# Gain Statistical Insights into Your DataTable

Woodwork provides methods on DataTable to allow users to utilize the typing information inherent in a DataTable to better understand their data.

Let's walk through how to use `describe` and `get_mutual_information` on a retail DataTable so that we can see the full capabilities of the functions.

In [1]:
import pandas as pd
from woodwork import DataTable
from woodwork.demo import load_retail

dt = load_retail()
dt.types

Unnamed: 0_level_0,Physical Type,Logical Type,Semantic Tag(s)
Data Column,Unnamed: 1_level_1,Unnamed: 2_level_1,Unnamed: 3_level_1
order_product_id,category,Categorical,{index}
order_id,category,Categorical,{category}
product_id,category,Categorical,{category}
description,string,NaturalLanguage,{}
quantity,Int64,WholeNumber,{numeric}
order_date,datetime64[ns],Datetime,{time_index}
unit_price,float64,Double,{numeric}
customer_name,category,Categorical,{category}
country,category,Categorical,{category}
total,float64,Double,{numeric}


## DataTable.describe

We use `dt.describe()` to calculate statistics for the Data Columns in a DataTable in the format of a Pandas DataFrame with the relevant calculations done for each Data Column. 

In [2]:
dt.describe()

Unnamed: 0,order_id,product_id,description,quantity,order_date,unit_price,customer_name,country,total,cancelled
physical_type,category,category,string,Int64,datetime64[ns],float64,category,category,float64,boolean
logical_type,Categorical,Categorical,NaturalLanguage,WholeNumber,Datetime,Double,Categorical,Categorical,Double,Boolean
semantic_tags,{category},{category},{},{numeric},{time_index},{numeric},{category},{category},{numeric},{}
count,401604,401604,401604,401604,401604,401604,401604,401604,401604,401604
nunique,22190,3684,,436,20460,620,4372,37,3952,
nan_count,0,0,0,0,0,0,0,0,0,0
mean,,,,12.1833,2011-07-10 12:08:23.848567552,5.73221,,,34.0125,
mode,576339,85123A,WHITE HANGING HEART T-LIGHT HOLDER,1,2011-11-14 15:27:00,2.0625,Mary Dalton,United Kingdom,24.75,False
std,,,,250.283,,115.111,,,710.081,
min,,,,-80995,2010-12-01 08:26:00,0,,,-277975,


There are a couple things to note in the above dataframe:

- The DataTable's index, `order_product_id`, is not included
- We provide each Data Column's typing information according to Woodwork's typing system
- Any statistic that cannot be calculated for a Data Column, say `num_false` on a `Datetime`, will be filled with `NaN`.
- Null values would not get counted in any of the calculations other than `nunique`

## DataTable.value_counts

We use `dt.value_counts()` to calculate the most frequently appearing values for each Categorical Data Column in a DataTable.

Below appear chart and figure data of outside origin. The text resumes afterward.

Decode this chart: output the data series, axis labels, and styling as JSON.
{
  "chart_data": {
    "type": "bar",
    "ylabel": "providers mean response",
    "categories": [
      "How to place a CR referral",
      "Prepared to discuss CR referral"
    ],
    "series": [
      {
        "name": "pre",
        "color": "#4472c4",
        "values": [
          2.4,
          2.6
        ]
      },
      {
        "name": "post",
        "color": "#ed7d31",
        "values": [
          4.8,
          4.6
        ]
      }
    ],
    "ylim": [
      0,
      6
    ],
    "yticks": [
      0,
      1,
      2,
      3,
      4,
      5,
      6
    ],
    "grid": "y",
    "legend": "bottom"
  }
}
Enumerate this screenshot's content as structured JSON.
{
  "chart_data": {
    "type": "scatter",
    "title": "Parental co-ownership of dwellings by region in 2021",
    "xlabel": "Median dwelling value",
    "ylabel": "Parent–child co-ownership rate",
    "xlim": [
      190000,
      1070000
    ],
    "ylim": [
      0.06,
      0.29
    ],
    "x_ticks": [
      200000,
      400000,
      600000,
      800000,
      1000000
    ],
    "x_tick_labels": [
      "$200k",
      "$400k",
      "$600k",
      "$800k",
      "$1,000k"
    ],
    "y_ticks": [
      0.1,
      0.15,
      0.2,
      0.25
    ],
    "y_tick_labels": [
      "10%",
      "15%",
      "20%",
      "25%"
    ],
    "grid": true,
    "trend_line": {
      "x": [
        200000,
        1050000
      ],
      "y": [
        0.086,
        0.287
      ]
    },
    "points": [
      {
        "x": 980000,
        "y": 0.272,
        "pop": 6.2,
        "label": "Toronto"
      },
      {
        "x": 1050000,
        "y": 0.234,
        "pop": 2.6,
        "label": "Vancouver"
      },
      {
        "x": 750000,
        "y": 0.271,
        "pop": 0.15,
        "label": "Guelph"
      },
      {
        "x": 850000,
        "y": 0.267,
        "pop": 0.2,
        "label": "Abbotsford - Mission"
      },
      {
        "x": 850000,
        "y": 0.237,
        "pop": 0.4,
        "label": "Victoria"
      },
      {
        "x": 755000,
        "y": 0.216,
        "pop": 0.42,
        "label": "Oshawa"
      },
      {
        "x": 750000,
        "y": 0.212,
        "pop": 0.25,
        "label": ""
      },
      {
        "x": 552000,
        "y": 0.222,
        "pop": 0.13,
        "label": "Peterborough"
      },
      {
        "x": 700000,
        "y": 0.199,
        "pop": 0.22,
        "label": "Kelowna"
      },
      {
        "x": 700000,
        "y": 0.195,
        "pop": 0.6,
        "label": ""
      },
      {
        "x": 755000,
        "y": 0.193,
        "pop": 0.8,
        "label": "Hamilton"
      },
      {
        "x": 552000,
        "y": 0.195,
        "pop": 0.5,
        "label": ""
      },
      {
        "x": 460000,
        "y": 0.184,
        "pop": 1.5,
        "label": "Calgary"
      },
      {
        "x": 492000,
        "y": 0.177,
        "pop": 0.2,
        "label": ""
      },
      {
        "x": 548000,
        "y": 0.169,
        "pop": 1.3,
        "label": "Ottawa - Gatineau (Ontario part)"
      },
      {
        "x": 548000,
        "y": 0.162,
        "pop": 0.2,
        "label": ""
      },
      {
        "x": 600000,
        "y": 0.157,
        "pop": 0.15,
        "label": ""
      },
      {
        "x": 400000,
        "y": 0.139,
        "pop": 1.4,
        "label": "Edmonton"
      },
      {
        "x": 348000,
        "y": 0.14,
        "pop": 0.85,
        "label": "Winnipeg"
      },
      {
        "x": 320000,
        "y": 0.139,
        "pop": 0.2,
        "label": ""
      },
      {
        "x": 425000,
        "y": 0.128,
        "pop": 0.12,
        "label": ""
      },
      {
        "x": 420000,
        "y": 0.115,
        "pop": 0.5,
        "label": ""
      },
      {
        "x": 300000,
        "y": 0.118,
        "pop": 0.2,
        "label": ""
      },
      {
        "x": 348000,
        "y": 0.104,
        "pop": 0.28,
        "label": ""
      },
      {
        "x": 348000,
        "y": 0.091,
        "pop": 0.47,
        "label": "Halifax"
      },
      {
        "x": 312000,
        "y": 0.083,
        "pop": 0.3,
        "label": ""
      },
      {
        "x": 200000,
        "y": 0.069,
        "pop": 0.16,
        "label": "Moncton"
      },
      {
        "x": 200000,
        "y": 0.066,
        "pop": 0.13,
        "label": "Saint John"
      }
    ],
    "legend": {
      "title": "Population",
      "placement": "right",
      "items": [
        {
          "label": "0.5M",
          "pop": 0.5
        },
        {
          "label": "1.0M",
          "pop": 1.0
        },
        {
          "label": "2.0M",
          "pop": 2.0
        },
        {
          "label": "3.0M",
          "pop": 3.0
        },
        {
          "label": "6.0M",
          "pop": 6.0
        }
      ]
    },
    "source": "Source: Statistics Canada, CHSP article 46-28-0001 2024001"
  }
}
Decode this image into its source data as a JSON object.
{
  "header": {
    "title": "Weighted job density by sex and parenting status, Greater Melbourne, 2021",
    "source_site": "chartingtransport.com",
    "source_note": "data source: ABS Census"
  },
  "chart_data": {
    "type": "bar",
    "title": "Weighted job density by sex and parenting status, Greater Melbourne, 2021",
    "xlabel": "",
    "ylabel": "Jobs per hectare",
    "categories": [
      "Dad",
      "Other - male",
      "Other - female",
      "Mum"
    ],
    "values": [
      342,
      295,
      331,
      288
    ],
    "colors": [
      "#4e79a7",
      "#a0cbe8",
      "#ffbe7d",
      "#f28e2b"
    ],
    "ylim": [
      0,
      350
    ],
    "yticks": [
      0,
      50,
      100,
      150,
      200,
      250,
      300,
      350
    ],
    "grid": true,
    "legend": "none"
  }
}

This returns a dictionary where each Categorical Data Column is associated with a sorted list of dictionaries that each contain `value` and `count`, the number of appearances of the specified value in the column.

In [3]:
dt.value_counts()

{'order_product_id': [{'value': 401603, 'count': 1},
  {'value': 133868, 'count': 1},
  {'value': 133867, 'count': 1},
  {'value': 133866, 'count': 1},
  {'value': 133865, 'count': 1},
  {'value': 133864, 'count': 1},
  {'value': 133863, 'count': 1},
  {'value': 133862, 'count': 1},
  {'value': 133861, 'count': 1},
  {'value': 133859, 'count': 1}],
 'order_id': [{'value': '576339', 'count': 542},
  {'value': '579196', 'count': 533},
  {'value': '580727', 'count': 529},
  {'value': '578270', 'count': 442},
  {'value': '573576', 'count': 435},
  {'value': '567656', 'count': 421},
  {'value': '567183', 'count': 392},
  {'value': '575607', 'count': 377},
  {'value': '571441', 'count': 364},
  {'value': '570488', 'count': 353}],
 'product_id': [{'value': '85123A', 'count': 2065},
  {'value': '22423', 'count': 1894},
  {'value': '85099B', 'count': 1659},
  {'value': '47566', 'count': 1409},
  {'value': '84879', 'count': 1405},
  {'value': '20725', 'count': 1346},
  {'value': '22720', 'count'

## DataTable.get_mutual_information()

`dt.get_mutual_information` will calculate the mutual information between all pairs of relevant Data Columns. Certain types such as datetimes or strings cannot have mutual information calculated.

The mutual information between columns `A` and `B` can be understood as the amount of knowlege we can have about column `A` if we have the values of column `B`. The more mutual information there is between `A` and `B`, the less uncertainty there is in `A` knowing `B` or vice versa. 

If we call `dt.get_mutual_information()`, we'll see that `order_date` will be excluded from the resulting dataframe.

In [None]:
dt.get_mutual_information()

#### Available Parameters
`dt.get_mutual_information` provides two parameters for tuning the mutual information calculation.

- `num_bins` - In order to calculate mutual information on continuous data, we bin numeric data into categories. This parameter allows users to choose the number of bins with which to categorize data.
    - Defaults to using 10 bins
    - The more bins there are, the more variety a column will have. The number of bins used should accurately portray the spread of the data.
- `nrows` - If `nrows` is set at a value below the number of rows in the DataTable, that number of rows will be randomly sampled from the underlying data
    - Defaults to using all the available rows.
    - Decreasing the number of rows can speed up the mutual information calculation on a DataTable with many rows, though care should be taken that the number being sampled is large enough to accurately portray the data.

Now we'll explore changing the number of bins. Note that this will only impact numeric Data Columns `quantity` and `unit_price`. We're going to increase the number of bins from 10 to 50, only showing the impacted columns.

In [None]:
mi = dt.get_mutual_information()
mi[mi['column_1'].isin(['unit_price', 'quantity']) | mi['column_2'].isin(['unit_price', 'quantity'])]

In [None]:
mi = dt.get_mutual_information(num_bins = 50)
mi[mi['column_1'].isin(['unit_price', 'quantity']) | mi['column_2'].isin(['unit_price', 'quantity'])]